If you meet any of these writers, what will be the first question?
Well, the first question will be like, it is my pleasure to meet you for the first time. I won’t even rush in to ask, how do you do it? Oh, Ngugi came to Nsukka in 1983 or 1984 and I missed out on that. Achebe was very much around then. So we used to peep around over the window to watch Achebe teach. Then Ngugi visited. But if it were to be now that I am more mature, I will simply like to know him. And then I will sit down with him and I’d like to know him better. And if I have to sit down with him, I’d like to know the questions you are asking me. I will throw it back at him.
How do you arrange your library?
It is quite a difficult and a bit complex process. I have three or four libraries now; they are big, quite big. There is one in the old house which is a little bit of a mess. Some of the books scattered in different positions and locations. I used to read seven books at a time and I still do it now. If you come to my house you’ll see books here and there and I read them and separate my brain from each one when I am reading. I understand each book at the same time whether they deal with philosophy, literature or other themes. I absorb all that. I then channel the knowledge into something very productive.

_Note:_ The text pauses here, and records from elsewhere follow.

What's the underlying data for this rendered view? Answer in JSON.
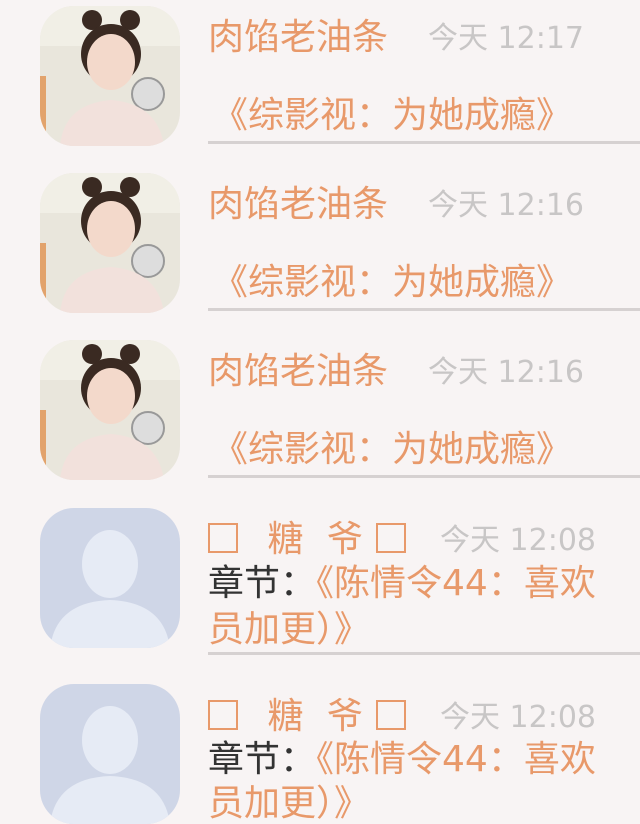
{
  "comments": [
    {
      "name": "肉馅老油条",
      "time": "今天 12:17",
      "content": "《综影视：为她成瘾》",
      "avatar": "photo"
    },
    {
      "name": "肉馅老油条",
      "time": "今天 12:16",
      "content": "《综影视：为她成瘾》",
      "avatar": "photo"
    },
    {
      "name": "肉馅老油条",
      "time": "今天 12:16",
      "content": "《综影视：为她成瘾》",
      "avatar": "photo"
    },
    {
      "name_char1": "糖",
      "name_char2": "爷",
      "time": "今天 12:08",
      "prefix": "章节：",
      "content": "《陈情令44：喜欢",
      "content2": "员加更）》",
      "avatar": "default"
    },
    {
      "name_char1": "糖",
      "name_char2": "爷",
      "time": "今天 12:08",
      "prefix": "章节：",
      "content": "《陈情令44：喜欢",
      "content2": "员加更）》",
      "avatar": "default"
    }
  ],
  "colors": {
    "accent": "#e8996a",
    "time": "#c8c6c6",
    "background": "#f8f4f4"
  }
}
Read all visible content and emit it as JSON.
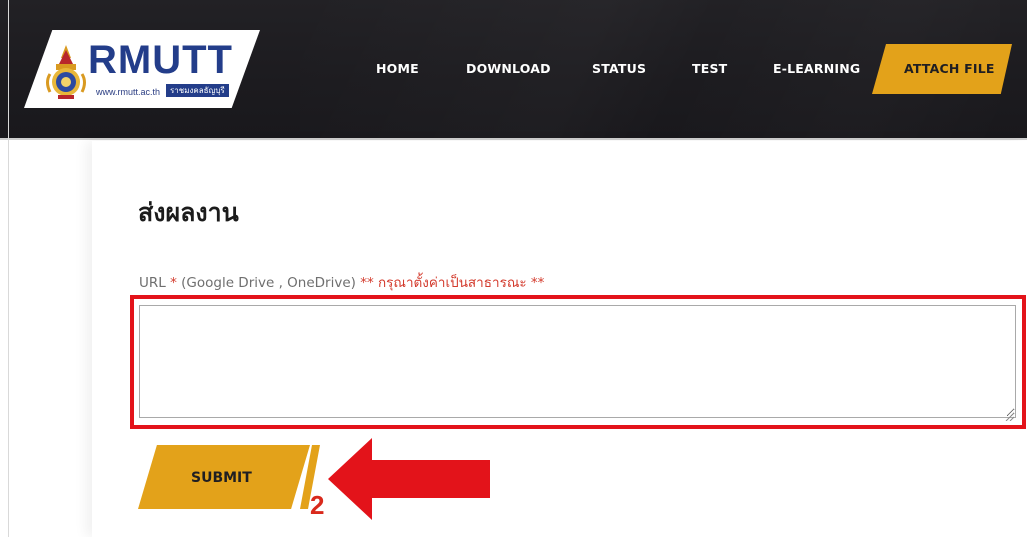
{
  "header": {
    "logo_text": "RMUTT",
    "logo_url": "www.rmutt.ac.th",
    "logo_thai": "ราชมงคลธัญบุรี"
  },
  "nav": {
    "home": "HOME",
    "download": "DOWNLOAD",
    "status": "STATUS",
    "test": "TEST",
    "elearning": "E-LEARNING",
    "attach_file": "ATTACH FILE",
    "active_item": "ATTACH FILE"
  },
  "main": {
    "title": "ส่งผลงาน",
    "url_field": {
      "label_prefix": "URL",
      "required_mark": "*",
      "label_hint": "(Google Drive , OneDrive)",
      "label_warning": "** กรุณาตั้งค่าเป็นสาธารณะ **",
      "value": ""
    },
    "submit_label": "SUBMIT"
  },
  "annotation": {
    "step_number": "2"
  },
  "colors": {
    "header_bg": "#1c1b1f",
    "accent": "#e3a21a",
    "brand_blue": "#233d8a",
    "warning_red": "#d33a2c",
    "annotation_red": "#e3131a"
  }
}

What books are you reading now?
Ah, if I tell you now you’ll help promote these books (laughs). But I will tell you all the same. One is How Democracies Die. Go search for that book. It will tell you something about past and contemporary Nigerian condition. It is written by two Harvard Professors. Go search for it so that I do not make it easy for you. And it is so hauntingly real, so cogent and couched with details and so illustrative of conditions that possess Nigeria today. There are others too. But there one on Donald Trump that fascinates me a lot. The Trump presidency indeed fascinates me. I have like thirty books now on the Trump presidency, those praising him, those criticizing him and those at the middle.
If you read a prose material what are the issues you look out for?
What I look out for in a prose material? I want to see first and foremost how the character is developed, how the conflicts turned out in the end. Critically, I want to see all that because of my own radical nature, radical writings. I want to see the view of the author, not necessarily to force myself to be in the author’s world, those things he or she did not put in there. But I know that every writer is a product of his own experience, his own environment. There are other social, religious and cultural values, and all these are reflected in the work.